Any ideas or suggestions would be greatly appreciated. Thanks!
(Note that this is possible for the $(2,2)$-operator norm, because then $\lVert \mathbf{A} \rVert_{2,2} \leq 1 / \lambda_{\min}$ where $\lambda_{\min}$ is the smallest eigenvalue of $\mathbf{X} \mathbf{X}^T + \phi \mathbf{I}$, which we know is lower bounded by $\phi$.)
We have the bound $\lVert \mathbf{A} \rVert_{\infty,1} \leq \phi^{-1} n$ (see below).
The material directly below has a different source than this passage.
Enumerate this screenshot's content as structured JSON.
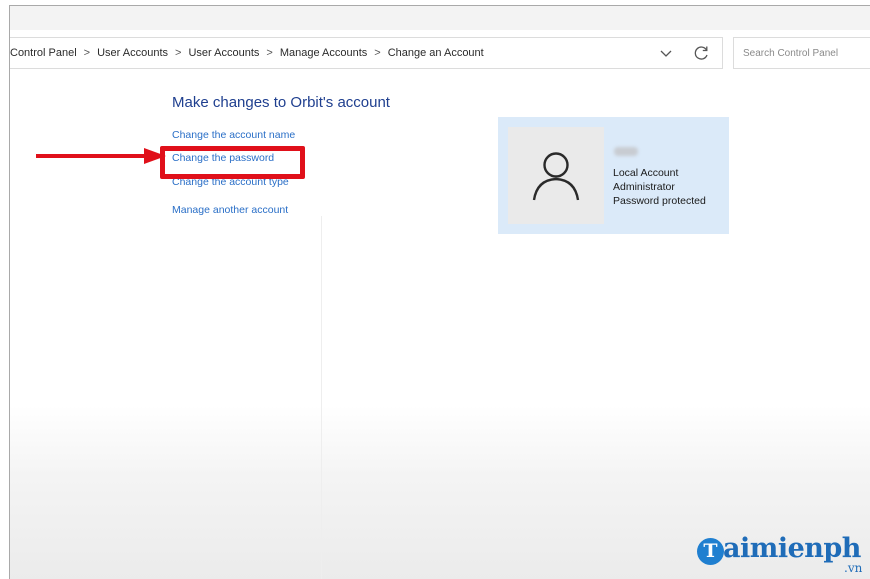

But maybe we can do better?
Let $\mathbf{C} = \phi \mathbf{A} = (\phi^{-1} \mathbf{X} \mathbf{X}^T + \mathbf{I})^{-1}$, meaning that $\lVert \mathbf{A} \rVert_{\infty,1} = \phi^{-1} \lVert \mathbf{C} \rVert_{\infty,1}$. Using (the simpler version of) the Woodbury matrix identity, we have $$ \mathbf{C} = \mathbf{I} - \phi^{-1} \mathbf{X} (\mathbf{I} + \phi^{-1} \mathbf{X}^T\mathbf{X})^{-1} \mathbf{X}^T. $$ Let $\mathbf{L}$ be the Cholesky decomposition of $(\mathbf{I} + \phi^{-1} \mathbf{X}^T\mathbf{X})^{-1}$, so that $\mathbf{L}\mathbf{L}^T = (\mathbf{I} + \phi^{-1} \mathbf{X}^T\mathbf{X})^{-1}$. Furthermore, let $\mathbf{D} = \phi^{-1/2} \mathbf{L}^T \mathbf{X}^T$, so $\mathbf{C} = \mathbf{I} - \mathbf{D}^T\mathbf{D}$. Because $\mathbf{D}^T\mathbf{D}$ is a Gram matrix, it is positive semidefinite.
By Rohn (2000), we have $$ \lVert \mathbf{C} \rVert_{\infty,1} = \max_{\mathbf{z} \in \{\pm1\}^n} \mathbf{z}^T \mathbf{C} \mathbf{z}. $$ Note that $\mathbf{z}^T \mathbf{I} \mathbf{z} = n$ for all $\mathbf{z} \in \{\pm1\}^n$, so $$ \lVert \mathbf{C} \rVert_{\infty,1} = n - \min_{\mathbf{z} \in \{\pm1\}^n} \mathbf{z}^T \mathbf{D}^T\mathbf{D} \mathbf{z}. $$ By positive semidefiniteness, $\mathbf{z}^T \mathbf{D}^T\mathbf{D} \mathbf{z} \geq 0$ for all $\mathbf{z} \in \{\pm1\}^n$.